6th assignment: Computational Couture

In the lecture Aldo Sollazzo gave us a introduction in the Computational Couture and showed us some advanced steps in Grasshopper.

The assignment of the week was: “Design and develop your grasshopper definition to create 3 Dimensional patterns to 3D print.”
You can use various methods for 3D printing. Rigid structures, flexible structures, 3D printing on fabrics, 3D printing performing as fabrics“

FabLab Session l 02.11.2017

We had an additional introduction Tutorial for Grasshopper with a professor of our Lab. He showed us some basic elements which were really important for some of us including me, because I never worked with Grasshopper so far. We drew a line and divided the line in different points. At these points we insert polygons (triangle) and created with the command rotation and sphere a spherical surface which was looked like pearl necklace. It was good to get a feeling for Grasshopper and to how you can build and modify patterns with basic functions.

The assignment:

FabLab Session l 06.11.2017

I was not really sure what design I wanted to do for my assignment and looked for some inspiration on YouTube. In the first tutorial I try to rebuild I had to realize, that they worked with some commands I did not have in my Rhino so far. The used a diamond triangle surface. Therefore my tutor recommended to do something else. I decided to do a weave parametric design because I found this tutorial at the website of Grasshopper.

The first thing to do was to build a grid surface with 9 points. I connected the points as lines and integrated two times Boolean Toggles (true and false) which I used in the further processing to work with lines in different points in the opposite direction. I used the command weave and interpolate curve to connect the final points as a weave pattern. I used the command multiplication and used a pattern of 0.5 to come to work with the “middle points” of the x and y axis with the command point and amplitude I modify the hight in those points which increased the 3D appearance of the the weave pattern.

I copied the whole data set to program the two outer lines. I needed the lines in the opposite direction therefore I only had to switch the toggles. The final step was to connect all three lines (the middle one and the outer two) with the surface pipe.

The final baked lines in Rhino looked as followed:

But the requirement of the assignment was to create something personal and not only to rebuild the instruction of a tutorial. Therefore I changed the surface in a pipe variable where I could divide the pipe in different section and with it I can determine the specifics radius in the determined sections. I made the pipe bigger in the endings and smaller in the middle part. Therefore I increased stability in the outer range and in the center of the pattern it remains flexible (depending on the printing material)

Variables in Grasshopper:

Baked lines in Rhino:

Finally I scaled it to 9×9 lines. I had to cut it because I wanted to print it on a textile material. Due to a plane cut (I conducted it in Meshmixer) I increased the surface and with it the adherence.I imported the stl.file

In CURA the program of our 3D printer where I could do my settings. I decided to print with flexible filament. Therefore I deactivated the Brim. The further settings you can see on the picture:

Layer hight 0.2 because the nozzle had 0.4, wall thickness and infill was quite low because it was a small piece and i wanted to reduce printing time as well as save material I do not need to improve the result.

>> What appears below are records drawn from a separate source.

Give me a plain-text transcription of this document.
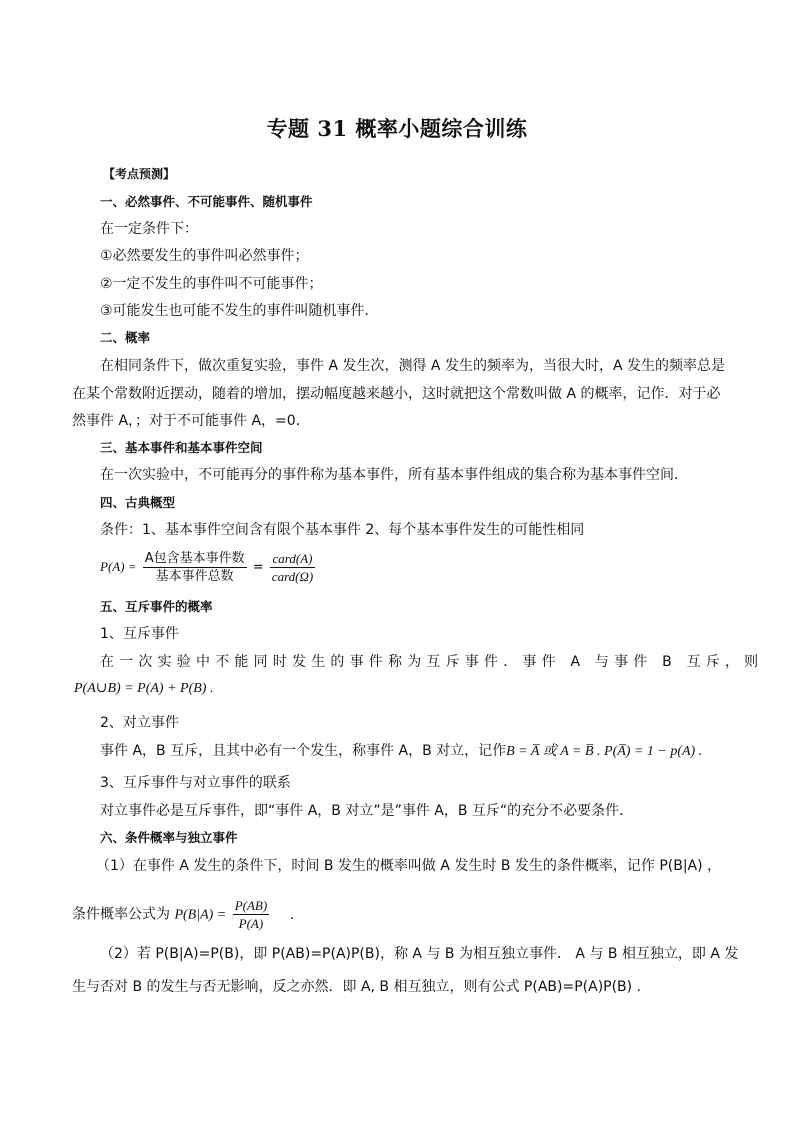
专题 31 概率小题综合训练
【考点预测】
一、必然事件、不可能事件、随机事件
在一定条件下：
①必然要发生的事件叫必然事件；
②一定不发生的事件叫不可能事件；
③可能发生也可能不发生的事件叫随机事件．
二、概率
在相同条件下，做次重复实验，事件 A 发生次，测得 A 发生的频率为，当很大时，A 发生的频率总是
在某个常数附近摆动，随着的增加，摆动幅度越来越小，这时就把这个常数叫做 A 的概率，记作．对于必
然事件 A，；对于不可能事件 A，=0．
三、基本事件和基本事件空间
在一次实验中，不可能再分的事件称为基本事件，所有基本事件组成的集合称为基本事件空间．
四、古典概型
条件：1、基本事件空间含有限个基本事件 2、每个基本事件发生的可能性相同
$P(A) = \frac{\text{A包含基本事件数}}{\text{基本事件总数}} = \frac{\text{card(A)}}{\text{card(Ω)}}$
五、互斥事件的概率
1、互斥事件
在一次实验中不能同时发生的事件称为互斥事件．事件 A 与事件 B 互斥，则
P(A∪B) = P(A) + P(B) .
2、对立事件
事件 A，B 互斥，且其中必有一个发生，称事件 A，B 对立，记作B = A̅ 或 A = B̅ . P(A̅) = 1 − p(A) .
3、互斥事件与对立事件的联系
对立事件必是互斥事件，即“事件 A，B 对立”是”事件 A，B 互斥“的充分不必要条件．
六、条件概率与独立事件
（1）在事件 A 发生的条件下，时间 B 发生的概率叫做 A 发生时 B 发生的条件概率，记作 P(B|A) ，
条件概率公式为 $P(B|A) = \frac{P(AB)}{P(A)}$ .
（2）若 P(B|A)=P(B)，即 P(AB)=P(A)P(B)，称 A 与 B 为相互独立事件． A 与 B 相互独立，即 A 发
生与否对 B 的发生与否无影响，反之亦然．即 A, B 相互独立，则有公式 P(AB)=P(A)P(B) .
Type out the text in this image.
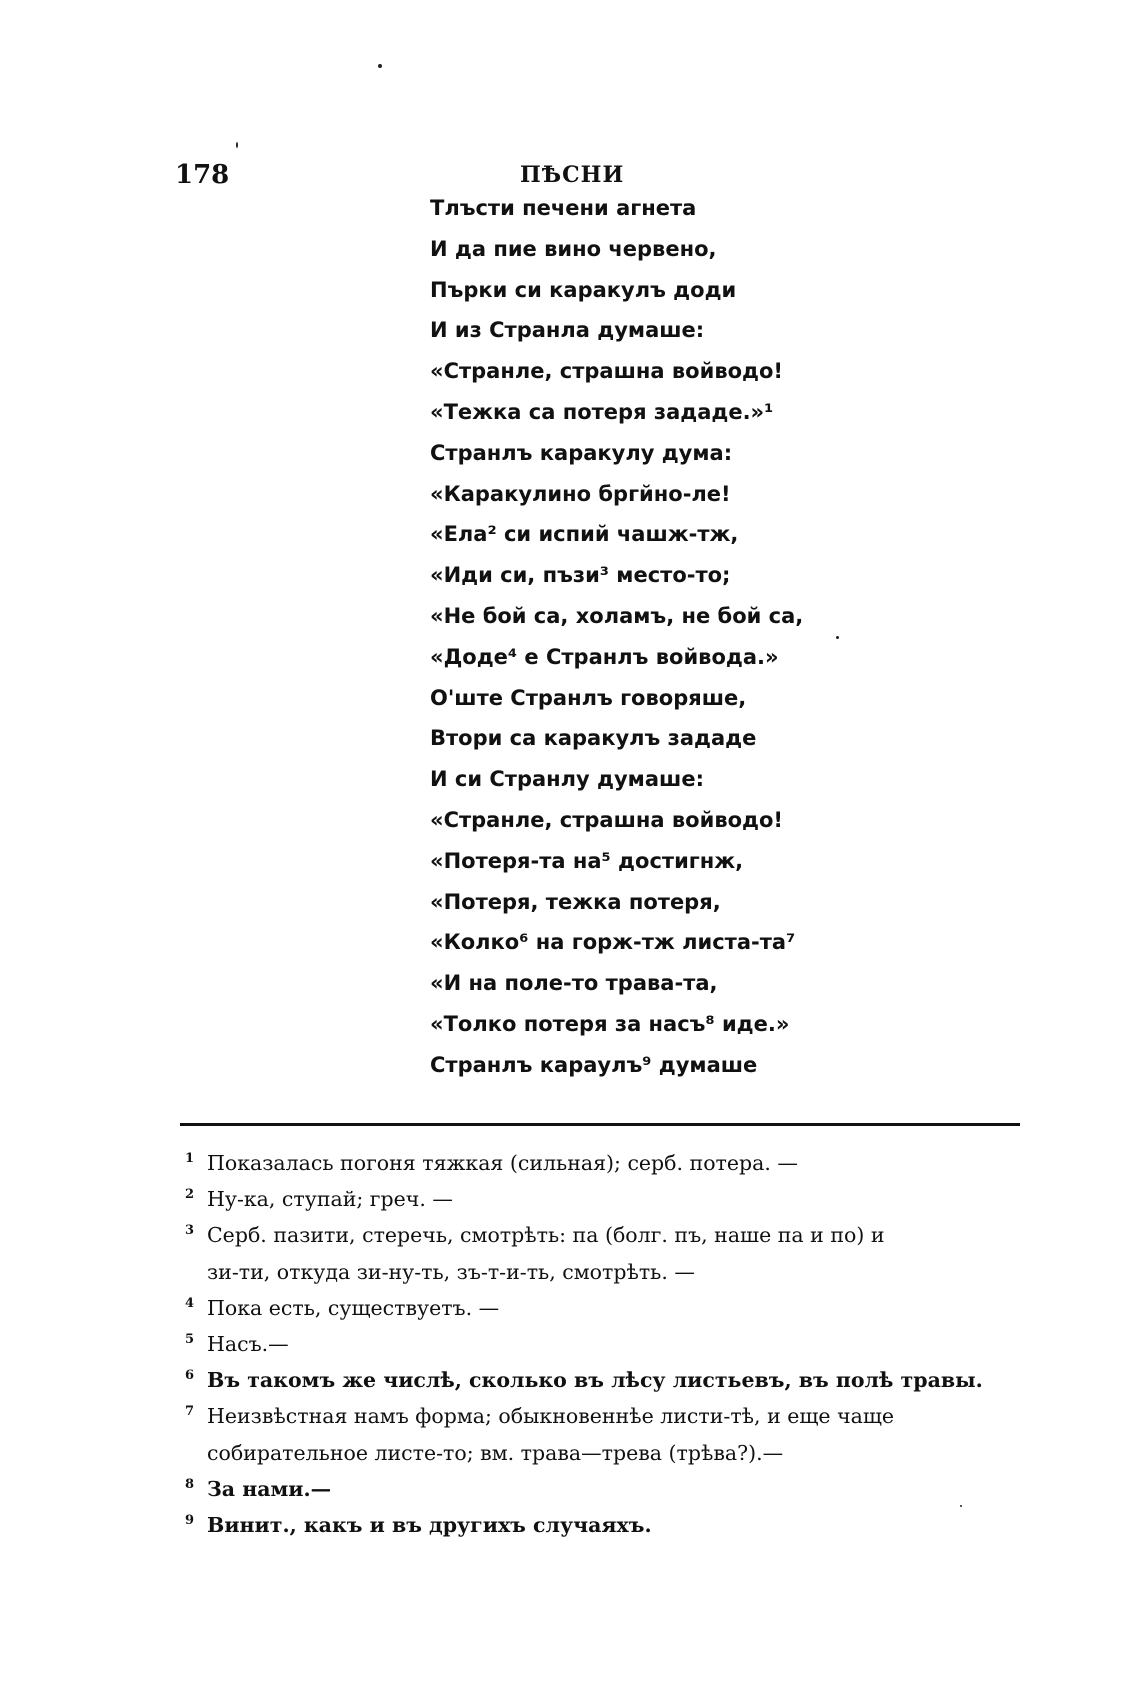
178	ПѢСНИ
Тлъсти печени агнета
И да пие вино червено,
Пърки си каракулъ доди
И из Странла думаше:
«Странле, страшна войводо!
«Тежка са потеря зададе.»¹
Странлъ каракулу дума:
«Каракулино бргйно-ле!
«Ела² си испий чашж-тж,
«Иди си, пъзи³ место-то;
«Не бой са, холамъ, не бой са,
«Доде⁴ е Странлъ войвода.»
О'ште Странлъ говоряше,
Втори са каракулъ зададе
И си Странлу думаше:
«Странле, страшна войводо!
«Потеря-та на⁵ достигнж,
«Потеря, тежка потеря,
«Колко⁶ на горж-тж листа-та⁷
«И на поле-то трава-та,
«Толко потеря за насъ⁸ иде.»
Странлъ караулъ⁹ думаше
1 Показалась погоня тяжкая (сильная); серб. потера. —
2 Ну-ка, ступай; греч. —
3 Серб. пазити, стеречь, смотрѣть: па (болг. пъ, наше па и по) и
зи-ти, откуда зи-ну-ть, зъ-т-и-ть, смотрѣть. —
4 Пока есть, существуетъ. —
5 Насъ.—
6 Въ такомъ же числѣ, сколько въ лѣсу листьевъ, въ полѣ травы.
7 Неизвѣстная намъ форма; обыкновеннѣе листи-тѣ, и еще чаще
собирательное листе-то; вм. трава—трева (трѣва?).—
8 За нами.—
9 Винит., какъ и въ другихъ случаяхъ.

I saved it as a G-Code on a SD-Card which is the format that communicates with the printer. As fabric I printed on I used polyester with a lot of Elastan (I sacrificed my old swim suit). It was stretchy and therefore easy to fix it in the bed of the 3D Printer.

The job took 3 hours in the first step but due to the deactivation of the Brim I had a lot of travel lines. I reduced the travel speed with the intention to decrease the lines. I worked semi-good. It increased the printing duration up to 4 hours.

I was more or less satisfied with the result because it was really small and therefore it lost it´s quality in the small and detailed parts.


I decided to print the same pattern again but with only 4×4 lines a size of 80mm. As printing material I chose a rigid material (Nylon). The settings were mainly equal. I had to increase the temperature of the nozzle to 230°C and activate the Brim. From today’s perspective not the best idea but I thought with this material I can reduce the travel lines. But the negative effect was that Nylon did not stick really well on my material and it hardened quite quick and therefore the nozzle was not printing as precise as required. I restarted the job three times and changed the fabric to ensure that it will be fixed on it. I also adjusted the bed manually to improve the printing material. The final result was sticking on the fabric but the appearance was not really better. I think I would use another printing material the next time than Nylon for the tiny and detailed pattern.


The week for me was exhausting. Grasshopper is amazing and has a lot of possibilities but this characteristics made it challenging for me to understand the single steps. I think a tutorial is really helpful but if I would do it again I would do a simple pattern and only look up single variables to understand the whole pattern step by step. In my case I followed the tutorial and created a huge and really complex Grasshopper file. As I should personalize it, it was really difficult for me to find the points I could substitute/modify to make the pattern different from the result of the tutorial.

The printing process itself was difficult but as I used different fabrics I had to adjust the settings of the bed manually which I never done before. At the end I invested a lot of time in this assignment, the result is not perfect but improved my knowledge in all the programs which were included.